I love Cat Stevens. I know there was all that kerfuffle about his allegiances and such, but none of that can change how old-school great his music is.
In his song Oh Very Young, the lyrics actually aren’t the most comprehensible in his oeuvre, but here’s a clip:
And though your dreams may toss and turn you now
They will vanish away like your daddy’s best jeans
Denim Blue fading up to the sky
And though you want him to last forever
You know he never will
(You know he never will)
And the patches make the goodbye harder still.
So, by the end of the verse, I’m not sure if he’s talking about dreams, the dad or the dad’s clothes, but I LOVE this line:
And the patches make the goodbye harder still.
The more you take care of something, the harder it is to let go when you must.
Entanglements with narcissists are no different. Take two couples. Both have a narcissist in them. Both last the same duration — say, eight months. One is a relationship where they don’t get to spend a whole lot of time together, and so the relationship crashes and burns and needs to be rebuilt only six or eight times. But the other happens to be more intense, and the sane partner in that one finds herself constantly under threat of loss, and with many upheavals and repairs — with Herculean effort, she’s temporarily repaired things a couple dozen times.

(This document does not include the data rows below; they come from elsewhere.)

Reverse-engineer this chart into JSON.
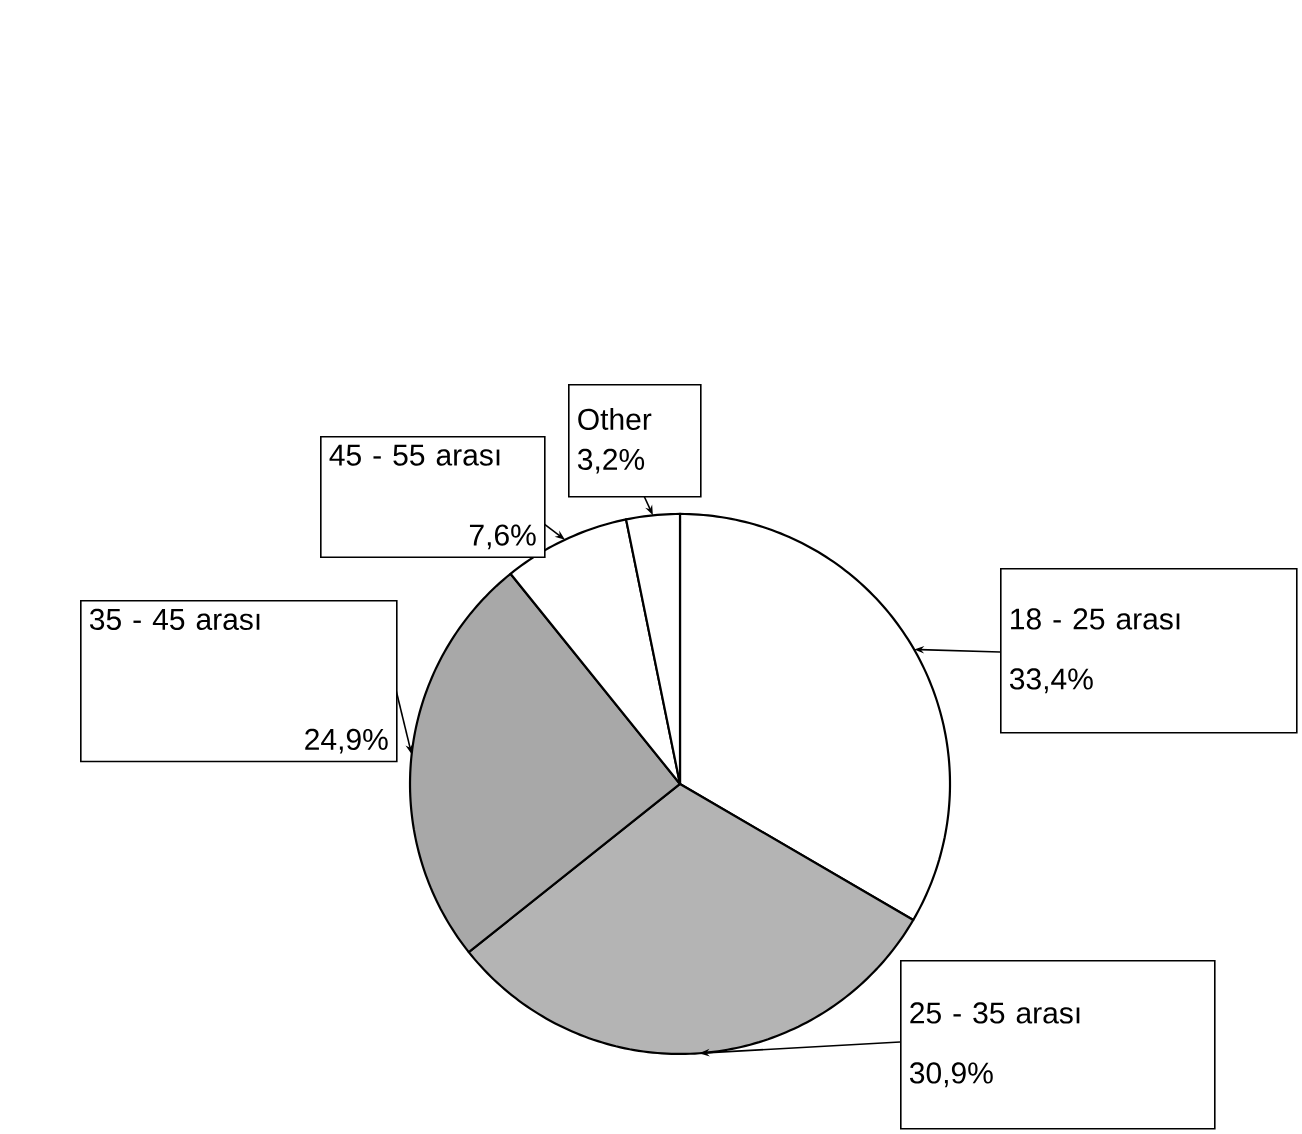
{
  "chart_data": {
    "type": "pie",
    "categories": [
      "18 - 25 arası",
      "25 - 35 arası",
      "35 - 45 arası",
      "45 - 55 arası",
      "Other"
    ],
    "values": [
      33.4,
      30.9,
      24.9,
      7.6,
      3.2
    ],
    "value_labels": [
      "33,4%",
      "30,9%",
      "24,9%",
      "7,6%",
      "3,2%"
    ],
    "colors": [
      "#ffffff",
      "#b4b4b4",
      "#a8a8a8",
      "#ffffff",
      "#ffffff"
    ]
  }
}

Both of these people are going to be roadkill by the time the narcissist is done with them, but the second babe is the one who’s going to have a harder time recovering. She gave so much of herself, and put so much work and love into constantly patching things up, that the loss is of the man, the potential, the hope, the dreams — AND all that careful crafting she did. The extra soul she put into it. The patches.
Now of course, there’s a moral to this story, and of course it is this — ALWAYS keep trying, and ALWAYS pour yourself into a narcissist relationship, and make it last as long as possible. Hmm — you’re not buying it this time, are you. OK, fine. The moral is, a relationship with a narcissist IS going to hurt when it ends. And more fixing, mending and soul on your part will only make that inevitable final hurt more intense, more eviscerating, and more intolerable. (Yes, I know those all generally mean the same thing. But if you’ve been with a narcissist, you know how important it is to drive that point home.)
Patches extending the life of a beloved pair of jeans — priceless. Patches extending the time with a narcissist — ruinous.